Chabrun César
César (Hippolyte Joseph) Chabrun (14 décembre 1880, Mayenne - 30 octobre 1934, Paris), homme politique français. Il est le fils
du docteur César (Léon) Chabrun conseiller général de la Mayenne et de Marie-Madeleine Chaudet. Il épouse à Paris Marthe Audibert, fille du professeur Adrien Audibert (faculté de droit Paris), le
31 mai 1911. Il a trois fils : Jacques (1912-1930); Jean-François Chabrun; Daniel Chabrun. Il mène une carrière à la fois de juriste et d'homme politique. Docteur en droit, sciences juridiques,
sciences économiques et politiques, licencié ès lettres, premier secrétaire à la Conférence des avocats au Conseil d'État et à la Cour de cassation, il est professeur aux facultés libres de Lille
et de Paris.
Il est membre de la commission générale des Semaines sociales de France. Grièvement blessé lors de la Première Guerre mondiale à Virton, il est ensuite rapporteur de guerre à Chaumont. Il est élu
député de la Mayenne de 1919 à 1932. Il est d'abord inscrit au groupe de l'Entente républicaine, puis à celui de l'Action républicaine et sociale, et ensuite au groupe républicain-socialiste
renommé en 1929 le Parti Socialiste Français. Conservateur à l'origine, il milite ensuite au Parti républicain-socialiste, ce qui lui attire des rancunes tenaces et l'hostilité de l'Église
catholique romaine. Ami de Léon Blum et d'Édouard Herriot, il est trésorier de la Ligue des droits de l'homme et initie le jeune Maurice Schumann à la
politique.
Avec Daniel Vincent et Justin Godart César Chabrun, est à l'origine de la loi sur la capacité civile des syndicats. (voir la thèse de M. Naquet : Ligue des droits de l'Homme, syndicalisme et
syndicats). Il est sous-secrétaire d’État à l’Instruction publique et aux beaux-arts, chargé de l’Enseignement technique du 23 février 1930 au 1er mars 1930. Remarquable peintre du dimanche, il
participe de l'école de Morestel (Ravier). Battu aux élections de 1932, il se retire de la scène politique mais milite à la ligue des droits de l'homme dont il est élu trésorier. La maladie
l'emporte prématurément quelques mois plus tard. Il est inhumé à Crémieu dans l'Isère.

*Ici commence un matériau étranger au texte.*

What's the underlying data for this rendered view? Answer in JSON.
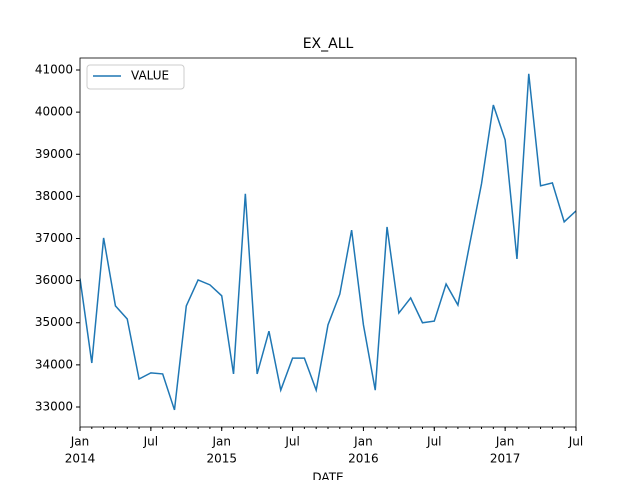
{
  "chart_data": {
    "type": "line",
    "title": "EX_ALL",
    "xlabel": "DATE",
    "x": [
      "2014-01",
      "2014-02",
      "2014-03",
      "2014-04",
      "2014-05",
      "2014-06",
      "2014-07",
      "2014-08",
      "2014-09",
      "2014-10",
      "2014-11",
      "2014-12",
      "2015-01",
      "2015-02",
      "2015-03",
      "2015-04",
      "2015-05",
      "2015-06",
      "2015-07",
      "2015-08",
      "2015-09",
      "2015-10",
      "2015-11",
      "2015-12",
      "2016-01",
      "2016-02",
      "2016-03",
      "2016-04",
      "2016-05",
      "2016-06",
      "2016-07",
      "2016-08",
      "2016-09",
      "2016-10",
      "2016-11",
      "2016-12",
      "2017-01",
      "2017-02",
      "2017-03",
      "2017-04",
      "2017-05",
      "2017-06",
      "2017-07"
    ],
    "series": [
      {
        "name": "VALUE",
        "color": "#1f77b4",
        "values": [
          36050,
          34045,
          37014,
          35400,
          35090,
          33665,
          33810,
          33785,
          32930,
          35400,
          36015,
          35900,
          35640,
          33785,
          38060,
          33785,
          34800,
          33400,
          34160,
          34160,
          33400,
          34950,
          35680,
          37200,
          34950,
          33400,
          37275,
          35230,
          35590,
          35000,
          35040,
          35920,
          35420,
          36870,
          38300,
          40170,
          39340,
          36515,
          40910,
          38250,
          38320,
          37395,
          37655
        ]
      }
    ],
    "xlim": [
      "2014-01",
      "2017-07"
    ],
    "xticks": [
      {
        "value": "2014-01",
        "label": "Jan"
      },
      {
        "value": "2014-07",
        "label": "Jul"
      },
      {
        "value": "2015-01",
        "label": "Jan"
      },
      {
        "value": "2015-07",
        "label": "Jul"
      },
      {
        "value": "2016-01",
        "label": "Jan"
      },
      {
        "value": "2016-07",
        "label": "Jul"
      },
      {
        "value": "2017-01",
        "label": "Jan"
      },
      {
        "value": "2017-07",
        "label": "Jul"
      }
    ],
    "xtick_years": [
      {
        "value": "2014-01",
        "label": "2014"
      },
      {
        "value": "2015-01",
        "label": "2015"
      },
      {
        "value": "2016-01",
        "label": "2016"
      },
      {
        "value": "2017-01",
        "label": "2017"
      }
    ],
    "ylim": [
      32525,
      41285
    ],
    "yticks": [
      33000,
      34000,
      35000,
      36000,
      37000,
      38000,
      39000,
      40000,
      41000
    ],
    "legend": "upper left",
    "grid": false
  }
}
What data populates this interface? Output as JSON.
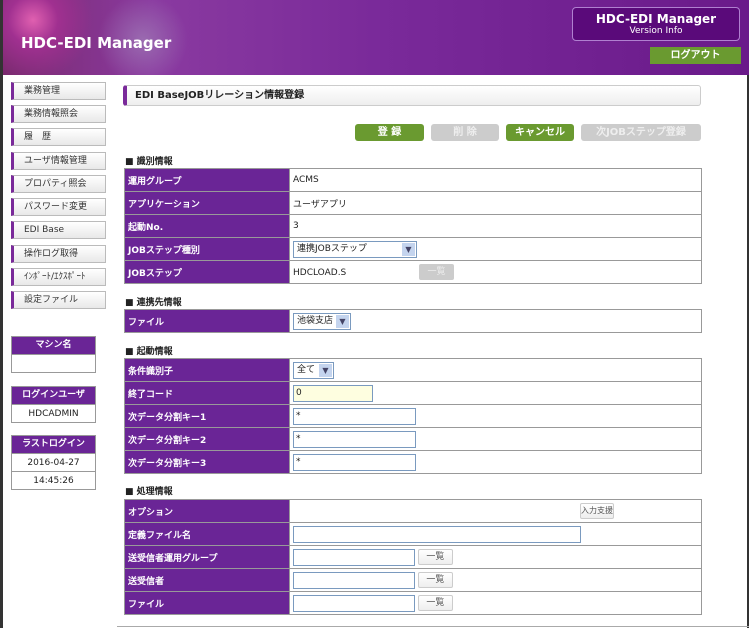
{
  "header": {
    "app_title": "HDC-EDI Manager",
    "version_title": "HDC-EDI Manager",
    "version_sub": "Version Info",
    "logout": "ログアウト"
  },
  "sidebar": {
    "items": [
      "業務管理",
      "業務情報照会",
      "履　歴",
      "ユーザ情報管理",
      "プロパティ照会",
      "パスワード変更",
      "EDI Base",
      "操作ログ取得",
      "ｲﾝﾎﾟｰﾄ/ｴｸｽﾎﾟｰﾄ",
      "設定ファイル"
    ],
    "machine_label": "マシン名",
    "machine_value": "",
    "login_user_label": "ログインユーザ",
    "login_user_value": "HDCADMIN",
    "last_login_label": "ラストログイン",
    "last_login_date": "2016-04-27",
    "last_login_time": "14:45:26"
  },
  "main": {
    "title": "EDI BaseJOBリレーション情報登録",
    "buttons": {
      "register": "登 録",
      "delete": "削 除",
      "cancel": "キャンセル",
      "next_step": "次JOBステップ登録"
    },
    "sections": {
      "ident": {
        "title": "■ 識別情報",
        "group_label": "運用グループ",
        "group_value": "ACMS",
        "app_label": "アプリケーション",
        "app_value": "ユーザアプリ",
        "start_no_label": "起動No.",
        "start_no_value": "3",
        "step_type_label": "JOBステップ種別",
        "step_type_value": "連携JOBステップ",
        "step_label": "JOBステップ",
        "step_value": "HDCLOAD.S",
        "list": "一覧"
      },
      "link": {
        "title": "■ 連携先情報",
        "file_label": "ファイル",
        "file_value": "池袋支店"
      },
      "start": {
        "title": "■ 起動情報",
        "cond_label": "条件識別子",
        "cond_value": "全て",
        "exit_label": "終了コード",
        "exit_value": "0",
        "key1_label": "次データ分割キー1",
        "key1_value": "*",
        "key2_label": "次データ分割キー2",
        "key2_value": "*",
        "key3_label": "次データ分割キー3",
        "key3_value": "*"
      },
      "proc": {
        "title": "■ 処理情報",
        "option_label": "オプション",
        "input_help": "入力支援",
        "def_file_label": "定義ファイル名",
        "def_file_value": "",
        "sr_group_label": "送受信者運用グループ",
        "sr_group_value": "",
        "sr_label": "送受信者",
        "sr_value": "",
        "file_label": "ファイル",
        "file_value": "",
        "list": "一覧"
      }
    }
  }
}
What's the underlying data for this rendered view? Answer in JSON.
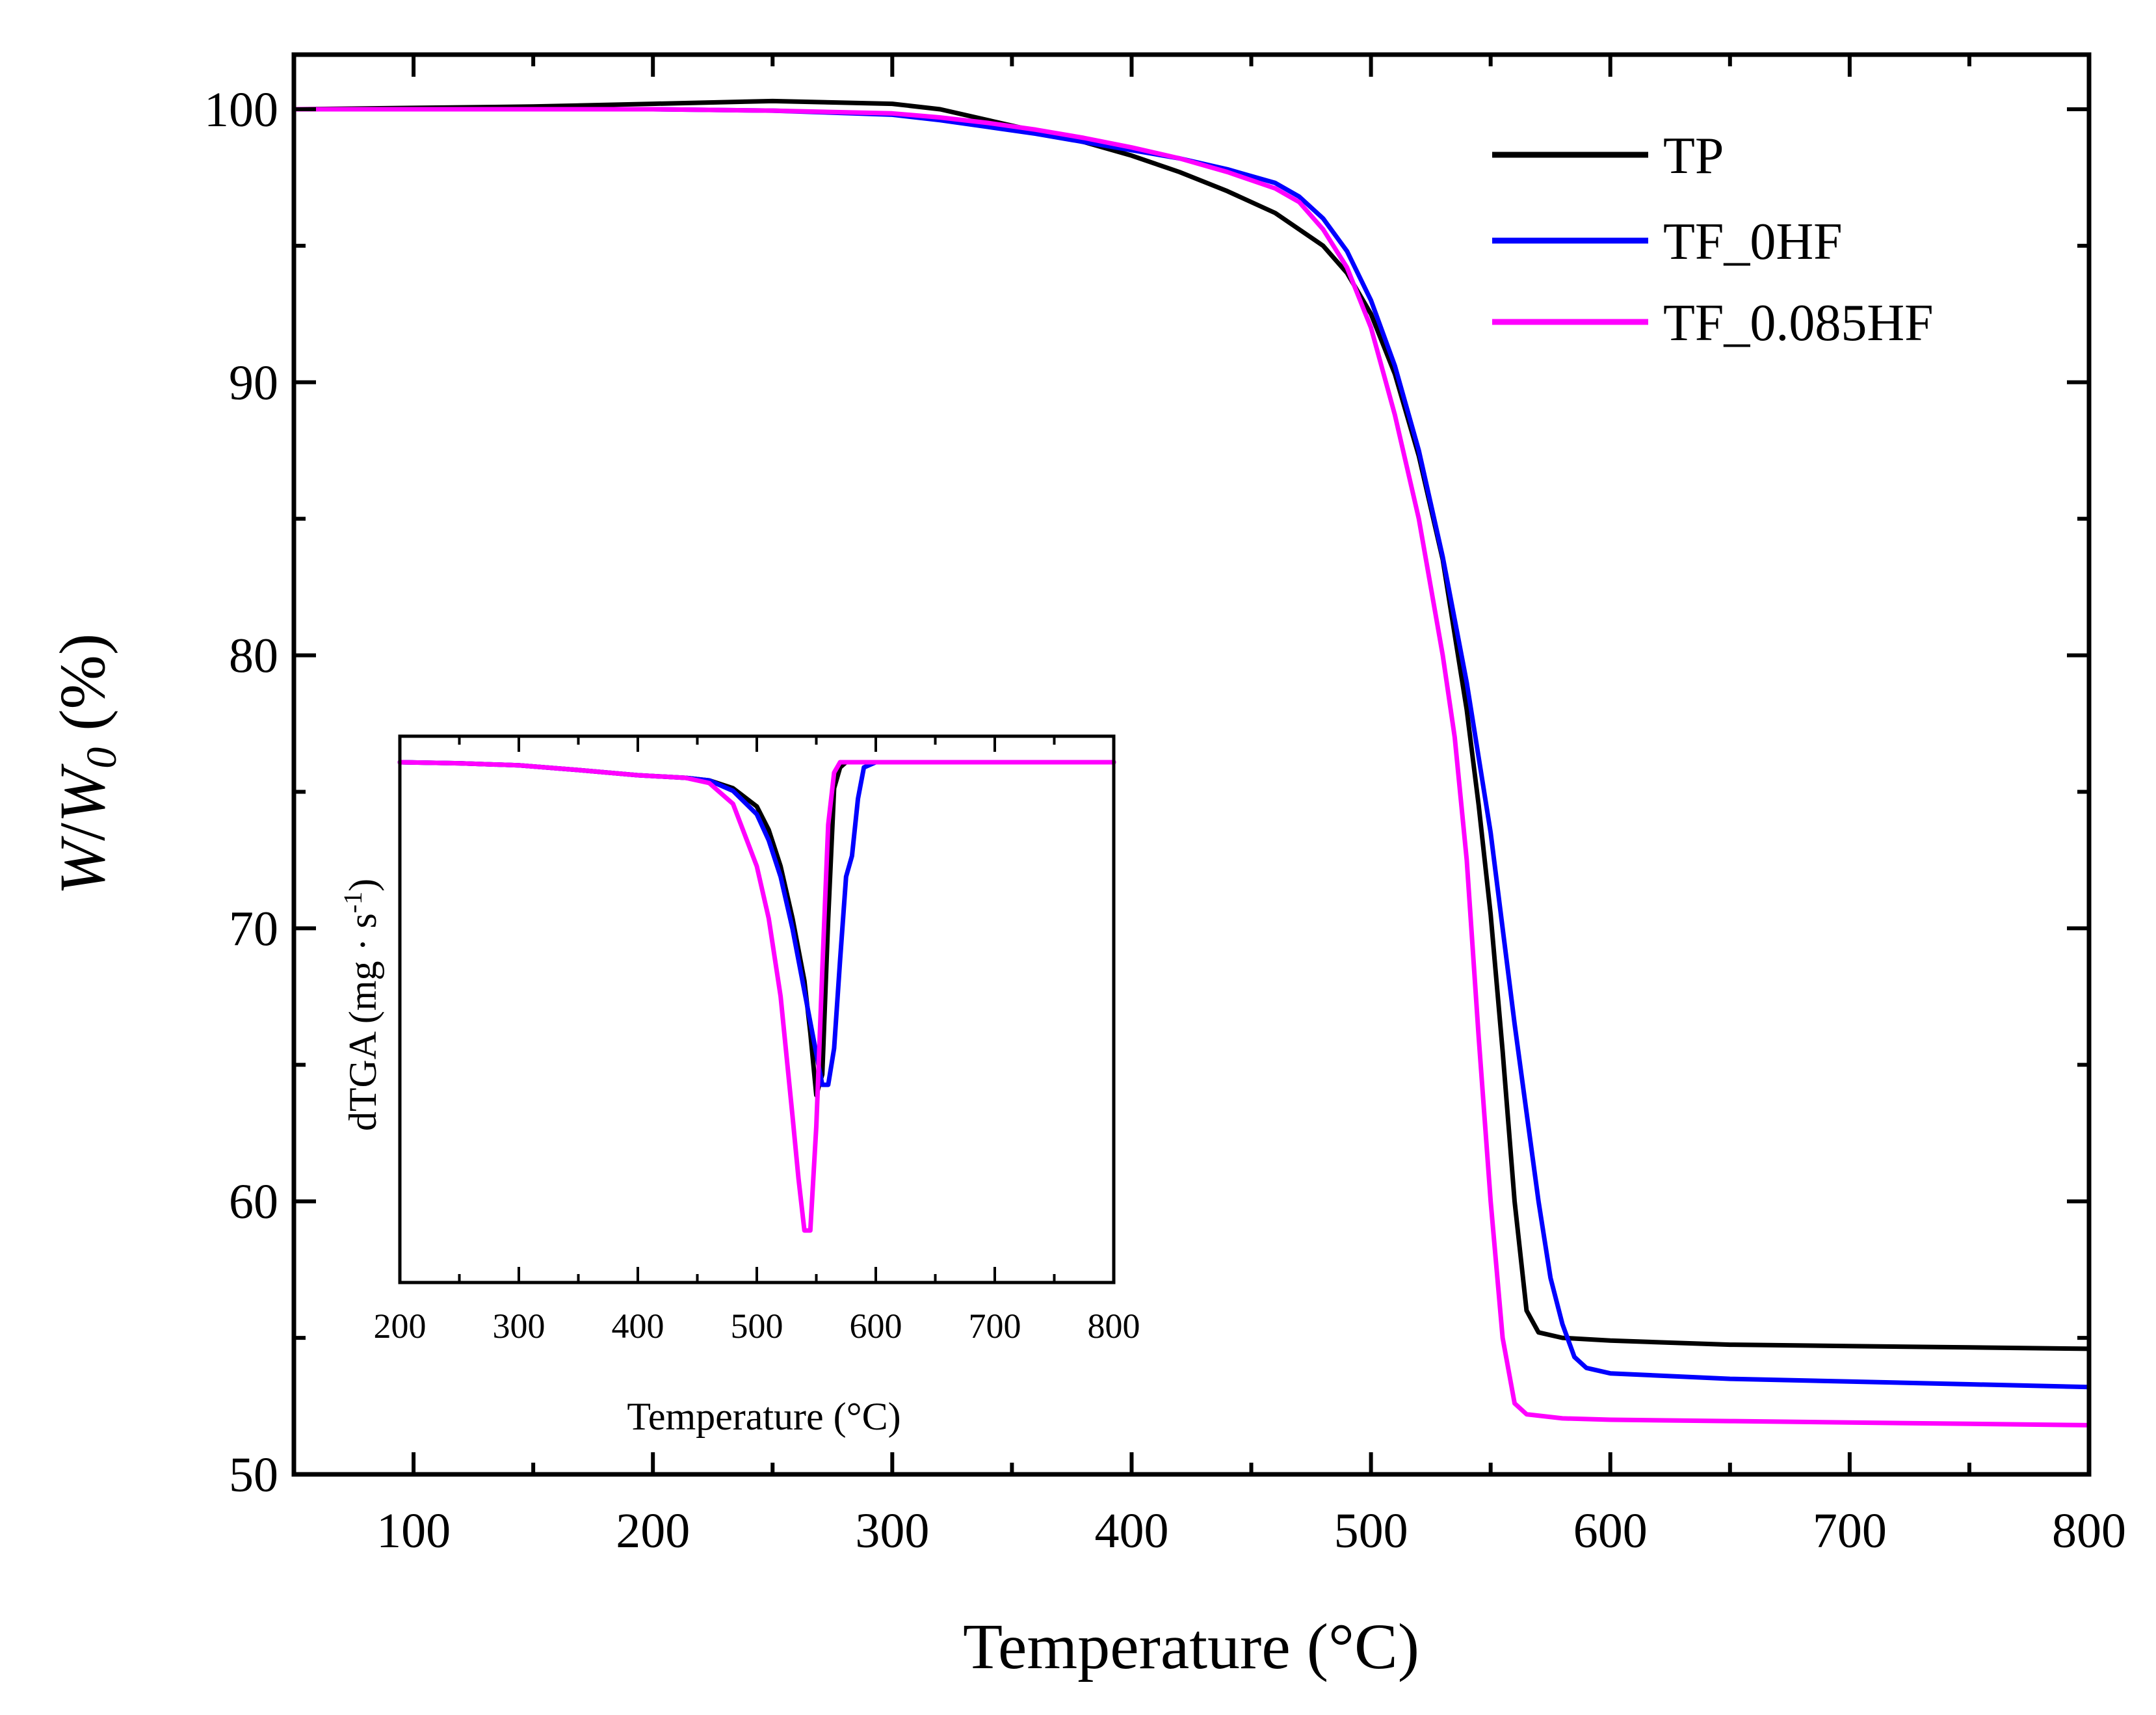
{
  "chart_data": [
    {
      "type": "line",
      "title": "",
      "xlabel": "Temperature (°C)",
      "ylabel": "W/W0 (%)",
      "ylabel_parts": {
        "w1": "W",
        "slash": "/",
        "w2": "W",
        "sub": "0",
        "unit": " (%)"
      },
      "xlim": [
        50,
        800
      ],
      "ylim": [
        50,
        102
      ],
      "xticks": [
        100,
        200,
        300,
        400,
        500,
        600,
        700,
        800
      ],
      "yticks": [
        50,
        60,
        70,
        80,
        90,
        100
      ],
      "legend_position": "top-right",
      "series": [
        {
          "name": "TP",
          "color": "#000000",
          "x": [
            50,
            100,
            150,
            200,
            250,
            300,
            320,
            340,
            360,
            380,
            400,
            420,
            440,
            460,
            480,
            490,
            500,
            510,
            520,
            530,
            540,
            545,
            550,
            555,
            560,
            565,
            570,
            580,
            600,
            650,
            700,
            750,
            800
          ],
          "y": [
            100.0,
            100.05,
            100.1,
            100.2,
            100.3,
            100.2,
            100.0,
            99.6,
            99.2,
            98.8,
            98.3,
            97.7,
            97.0,
            96.2,
            95.0,
            94.0,
            92.5,
            90.3,
            87.3,
            83.5,
            78.0,
            74.5,
            70.5,
            65.5,
            60.0,
            56.0,
            55.2,
            55.0,
            54.9,
            54.75,
            54.7,
            54.65,
            54.6
          ]
        },
        {
          "name": "TF_0HF",
          "color": "#0000ff",
          "x": [
            50,
            100,
            150,
            200,
            250,
            300,
            320,
            340,
            360,
            380,
            400,
            420,
            440,
            460,
            470,
            480,
            490,
            500,
            510,
            520,
            530,
            540,
            550,
            560,
            570,
            575,
            580,
            585,
            590,
            600,
            650,
            700,
            750,
            800
          ],
          "y": [
            100.0,
            100.0,
            100.0,
            100.0,
            99.95,
            99.8,
            99.6,
            99.35,
            99.1,
            98.8,
            98.5,
            98.2,
            97.8,
            97.3,
            96.8,
            96.0,
            94.8,
            93.0,
            90.6,
            87.5,
            83.6,
            79.0,
            73.5,
            66.5,
            60.0,
            57.2,
            55.5,
            54.3,
            53.9,
            53.7,
            53.5,
            53.4,
            53.3,
            53.2
          ]
        },
        {
          "name": "TF_0.085HF",
          "color": "#ff00ff",
          "x": [
            50,
            100,
            150,
            200,
            250,
            300,
            320,
            340,
            360,
            380,
            400,
            420,
            440,
            460,
            470,
            480,
            490,
            500,
            510,
            520,
            530,
            535,
            540,
            545,
            550,
            555,
            560,
            565,
            580,
            600,
            650,
            700,
            750,
            800
          ],
          "y": [
            100.0,
            100.0,
            100.0,
            100.0,
            99.95,
            99.85,
            99.7,
            99.5,
            99.25,
            98.95,
            98.6,
            98.2,
            97.7,
            97.1,
            96.6,
            95.6,
            94.2,
            92.0,
            88.8,
            85.0,
            80.0,
            77.0,
            72.5,
            66.0,
            60.0,
            55.0,
            52.6,
            52.2,
            52.05,
            52.0,
            51.95,
            51.9,
            51.85,
            51.8
          ]
        }
      ]
    },
    {
      "type": "line",
      "title": "",
      "xlabel": "Temperature (°C)",
      "ylabel": "dTGA (mg · s-1)",
      "ylabel_parts": {
        "main": "dTGA (mg · s",
        "sup": "-1",
        "close": ")"
      },
      "xlim": [
        200,
        800
      ],
      "ylim": [
        -1.0,
        0.05
      ],
      "xticks": [
        200,
        300,
        400,
        500,
        600,
        700,
        800
      ],
      "yticks": [],
      "series": [
        {
          "name": "TP",
          "color": "#000000",
          "x": [
            200,
            250,
            300,
            350,
            400,
            440,
            460,
            480,
            500,
            510,
            520,
            530,
            540,
            545,
            550,
            555,
            560,
            565,
            570,
            575,
            580,
            600,
            650,
            700,
            750,
            800
          ],
          "y": [
            0.0,
            -0.002,
            -0.006,
            -0.015,
            -0.025,
            -0.03,
            -0.035,
            -0.05,
            -0.085,
            -0.13,
            -0.2,
            -0.3,
            -0.42,
            -0.52,
            -0.64,
            -0.6,
            -0.3,
            -0.05,
            -0.01,
            0.0,
            0.0,
            0.0,
            0.0,
            0.0,
            0.0,
            0.0
          ]
        },
        {
          "name": "TF_0HF",
          "color": "#0000ff",
          "x": [
            200,
            250,
            300,
            350,
            400,
            440,
            460,
            480,
            500,
            510,
            520,
            530,
            540,
            550,
            555,
            560,
            565,
            570,
            575,
            580,
            585,
            590,
            600,
            650,
            700,
            750,
            800
          ],
          "y": [
            0.0,
            -0.002,
            -0.006,
            -0.015,
            -0.025,
            -0.03,
            -0.035,
            -0.055,
            -0.1,
            -0.15,
            -0.22,
            -0.32,
            -0.44,
            -0.56,
            -0.62,
            -0.62,
            -0.55,
            -0.38,
            -0.22,
            -0.18,
            -0.07,
            -0.01,
            0.0,
            0.0,
            0.0,
            0.0,
            0.0
          ]
        },
        {
          "name": "TF_0.085HF",
          "color": "#ff00ff",
          "x": [
            200,
            250,
            300,
            350,
            400,
            440,
            460,
            480,
            500,
            510,
            520,
            530,
            535,
            540,
            545,
            550,
            555,
            560,
            565,
            570,
            580,
            600,
            650,
            700,
            750,
            800
          ],
          "y": [
            0.0,
            -0.002,
            -0.006,
            -0.015,
            -0.025,
            -0.03,
            -0.04,
            -0.08,
            -0.2,
            -0.3,
            -0.45,
            -0.68,
            -0.8,
            -0.9,
            -0.9,
            -0.7,
            -0.4,
            -0.12,
            -0.02,
            0.0,
            0.0,
            0.0,
            0.0,
            0.0,
            0.0,
            0.0
          ]
        }
      ]
    }
  ]
}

Marthe Chabrun, sa femme et collaboratrice, grande germaniste, se lance dès la mort de son mari dans l'action : dès 1934, pionnières de l'antifascisme, elle crée et préside le comité de défense
des prisonniers politiques, se rend courageusement seule en Allemagne voir Ernst Thälmann dans sa prison de Berlin et en Roumanie pour encourager et soutenir Ana Pauker et les premiers
communistes emprisonnés par les nazis. Elle accueille à Paris les réfugiés politiques qui fuient le fascisme qui s'étend à l'est : Allemands, Tchèques, Autrichiens, Juifs, Roumains puis les
réfugiés du sud, Italiens et Espagnols. Elle organise le voyage du petit-fils de Trotsky qui va rejoindre son grand-père au Mexique. Elle reçoit régulièrement Francesco Fausto Nitti, et les
frères Carlo Rosselli et Nello Rosselli qui lui rendent visite quinze jours avant leur assassinat par la cagoule.
Pendant la guerre elle adhère au Parti communiste français, sa maison devient un lieu de rencontre et d'asile pour de nombreux réfugiés politiques . Durant la résistance, elle est surnommée la
"mère Arag". Son Fils Jean-François Chabrun est emprisonné à Rennes et à la Santé. En 1942 la Gestapo vient le chercher
Boulevard Arago. La Gestapo vient aussi à Crémieu. André Prenant chef du maquis d'Achères-la-Forêt, fils de Marcel
Prenant et Boris Rybak ainsi que Jean-François Chabrun venaient de partir à l'aube, forçant ceux-ci à rentrer à Paris où Boris Rybak vit quelque temps chez les Chabrun. Daniel Chabrun, son plus
jeune fils, sert de boite aux lettres pour la revue clandestine La Main à Plume. Elle fait partie de l'Union des femmes françaises dès sa création. Elle militera dans les organisations de gauche
jusqu'à sa mort en 1972. Marthe Chabrun est inhumée près de César Chabrun à Crémieu, en Isère, berceau de sa famille paternelle.